Measured with scalability_benchmark: sustained throughput with varying producer/consumer thread counts.

Thread Scaling

Throughput (M msg/s) with varying thread counts. Higher is better.

Producer Scaling (1 Consumer)

Peak at 6 producers (13.5M/s)

Consumer Scaling (1 Producer)

Plateaus at 2 (broadcast semantics)

Thread Scaling

Producers	Consumers	Throughput	Per-Thread	Scaling Efficiency
1	1	2.4M msg/s	1.20M	baseline
2	1	7.2M msg/s	2.40M	300%
4	1	11.8M msg/s	2.35M	489%
1	2	3.5M msg/s	1.17M	146%
1	4	2.9M msg/s	0.58M	122%
2	2	6.8M msg/s	1.70M	141%
4	4	11.2M msg/s	1.41M	117%
8	8	8.4M msg/s	0.52M	44%

Producer Scaling (1 Consumer)

1 producer:   3.0 M/s  ████████████
2 producers:  8.7 M/s  ██████████████████████████████████
3 producers: 11.5 M/s  ████████████████████████████████████████████
4 producers: 11.9 M/s  ████████████████████████████████████████████
6 producers: 13.5 M/s  █████████████████████████████████████████████████  ← peak
8 producers: 11.5 M/s  ████████████████████████████████████████████

Peak throughput at 6 producers (13.5M msg/s). Beyond 6, contention on the atomic head pointer causes slight degradation.

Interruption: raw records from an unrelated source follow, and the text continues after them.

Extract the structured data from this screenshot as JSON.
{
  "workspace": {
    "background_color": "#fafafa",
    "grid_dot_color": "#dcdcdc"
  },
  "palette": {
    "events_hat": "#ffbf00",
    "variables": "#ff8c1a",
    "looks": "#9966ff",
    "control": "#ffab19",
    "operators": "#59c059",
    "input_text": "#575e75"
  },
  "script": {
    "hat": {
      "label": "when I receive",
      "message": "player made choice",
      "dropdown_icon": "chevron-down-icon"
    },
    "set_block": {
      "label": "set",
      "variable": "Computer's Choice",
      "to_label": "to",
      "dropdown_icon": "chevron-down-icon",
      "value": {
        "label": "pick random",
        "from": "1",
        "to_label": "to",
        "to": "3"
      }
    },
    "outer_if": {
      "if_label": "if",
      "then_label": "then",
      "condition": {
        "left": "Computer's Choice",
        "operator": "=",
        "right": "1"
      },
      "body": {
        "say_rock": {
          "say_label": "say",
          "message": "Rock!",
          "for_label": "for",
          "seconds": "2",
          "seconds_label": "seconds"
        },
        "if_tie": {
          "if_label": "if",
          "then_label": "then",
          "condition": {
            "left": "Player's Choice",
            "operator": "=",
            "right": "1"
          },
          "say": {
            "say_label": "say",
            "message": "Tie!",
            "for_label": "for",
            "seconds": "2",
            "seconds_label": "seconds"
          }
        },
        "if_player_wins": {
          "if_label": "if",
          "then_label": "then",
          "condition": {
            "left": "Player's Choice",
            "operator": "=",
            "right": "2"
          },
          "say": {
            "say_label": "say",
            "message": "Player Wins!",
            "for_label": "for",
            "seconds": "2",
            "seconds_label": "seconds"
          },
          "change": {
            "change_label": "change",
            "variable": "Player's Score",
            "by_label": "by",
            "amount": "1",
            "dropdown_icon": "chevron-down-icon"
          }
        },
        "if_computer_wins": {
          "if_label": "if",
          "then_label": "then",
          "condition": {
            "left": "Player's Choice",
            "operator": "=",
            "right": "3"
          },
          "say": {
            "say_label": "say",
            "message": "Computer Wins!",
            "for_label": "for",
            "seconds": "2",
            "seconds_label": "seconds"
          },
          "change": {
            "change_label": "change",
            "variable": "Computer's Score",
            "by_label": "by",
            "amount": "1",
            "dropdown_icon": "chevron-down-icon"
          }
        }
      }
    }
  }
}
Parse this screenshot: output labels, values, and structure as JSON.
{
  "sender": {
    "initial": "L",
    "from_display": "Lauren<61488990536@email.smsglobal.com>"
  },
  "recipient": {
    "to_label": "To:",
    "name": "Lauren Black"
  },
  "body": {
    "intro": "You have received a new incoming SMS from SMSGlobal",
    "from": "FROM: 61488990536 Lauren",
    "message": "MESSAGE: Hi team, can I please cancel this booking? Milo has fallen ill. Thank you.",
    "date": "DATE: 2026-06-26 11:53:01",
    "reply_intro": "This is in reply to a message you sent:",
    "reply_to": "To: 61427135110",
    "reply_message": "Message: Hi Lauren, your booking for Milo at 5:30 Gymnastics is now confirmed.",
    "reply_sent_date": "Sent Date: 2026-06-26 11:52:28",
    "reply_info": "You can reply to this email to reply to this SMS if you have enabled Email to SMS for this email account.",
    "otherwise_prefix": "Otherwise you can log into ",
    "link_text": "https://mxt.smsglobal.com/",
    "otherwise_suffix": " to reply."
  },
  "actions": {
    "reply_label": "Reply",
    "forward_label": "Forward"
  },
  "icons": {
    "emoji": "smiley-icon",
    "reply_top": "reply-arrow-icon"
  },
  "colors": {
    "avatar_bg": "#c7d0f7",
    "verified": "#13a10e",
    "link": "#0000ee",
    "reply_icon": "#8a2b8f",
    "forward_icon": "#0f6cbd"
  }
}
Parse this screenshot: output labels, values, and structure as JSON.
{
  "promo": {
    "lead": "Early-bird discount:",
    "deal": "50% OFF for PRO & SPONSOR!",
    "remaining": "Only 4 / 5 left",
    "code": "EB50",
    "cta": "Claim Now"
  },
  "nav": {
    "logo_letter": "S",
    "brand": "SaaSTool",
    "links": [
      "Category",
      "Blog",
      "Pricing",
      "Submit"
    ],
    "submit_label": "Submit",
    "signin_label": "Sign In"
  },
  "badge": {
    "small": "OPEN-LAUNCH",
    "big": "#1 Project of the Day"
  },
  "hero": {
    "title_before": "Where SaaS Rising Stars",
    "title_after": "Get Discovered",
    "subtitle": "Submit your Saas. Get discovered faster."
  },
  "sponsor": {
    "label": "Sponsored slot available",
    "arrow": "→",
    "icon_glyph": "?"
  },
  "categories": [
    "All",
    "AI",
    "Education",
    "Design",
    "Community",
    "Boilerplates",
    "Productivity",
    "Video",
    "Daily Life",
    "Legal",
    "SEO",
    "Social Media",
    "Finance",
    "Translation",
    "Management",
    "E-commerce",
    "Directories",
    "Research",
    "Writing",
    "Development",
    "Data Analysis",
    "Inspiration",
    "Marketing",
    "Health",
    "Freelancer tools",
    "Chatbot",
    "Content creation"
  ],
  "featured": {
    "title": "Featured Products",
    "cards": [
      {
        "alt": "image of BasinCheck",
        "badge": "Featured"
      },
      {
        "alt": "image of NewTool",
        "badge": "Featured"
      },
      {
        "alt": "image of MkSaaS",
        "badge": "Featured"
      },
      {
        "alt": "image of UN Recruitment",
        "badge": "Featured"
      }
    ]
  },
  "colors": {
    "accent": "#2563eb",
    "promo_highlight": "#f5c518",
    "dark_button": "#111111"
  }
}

Consumer Scaling (1 Producer)

1 consumer:  2.8 M/s  ███████████
2 consumers: 4.8 M/s  ██████████████████
4 consumers: 4.8 M/s  ██████████████████
8 consumers: 3.7 M/s  ██████████████

Consumer scaling plateaus at 2 — the ring buffer uses broadcast semantics (all consumers read the same data), so adding consumers doesn't increase total throughput.

Real-Time Determinism

Measured with determinism_benchmark: 10 runs of 100,000 iterations each, CPU-pinned to cores 0 and 1.

Latency Distribution

Percentile latencies in nanoseconds — tight clustering indicates deterministic behavior

7.9ns

std dev

0.060

CV (run-to-run)

26ns

max - median

0.02%

miss rate @ 1μs

Metric	Value
Mean latency	87.0ns
Median latency	86.0ns
Std dev	7.9ns
Min	61ns
Max	112ns
p95	102ns
p99	109ns
p99.9	112ns
p99.99	112ns
Run-to-run CV	0.060
Deadline misses at 1μs	212 / 1,000,000 (0.02%)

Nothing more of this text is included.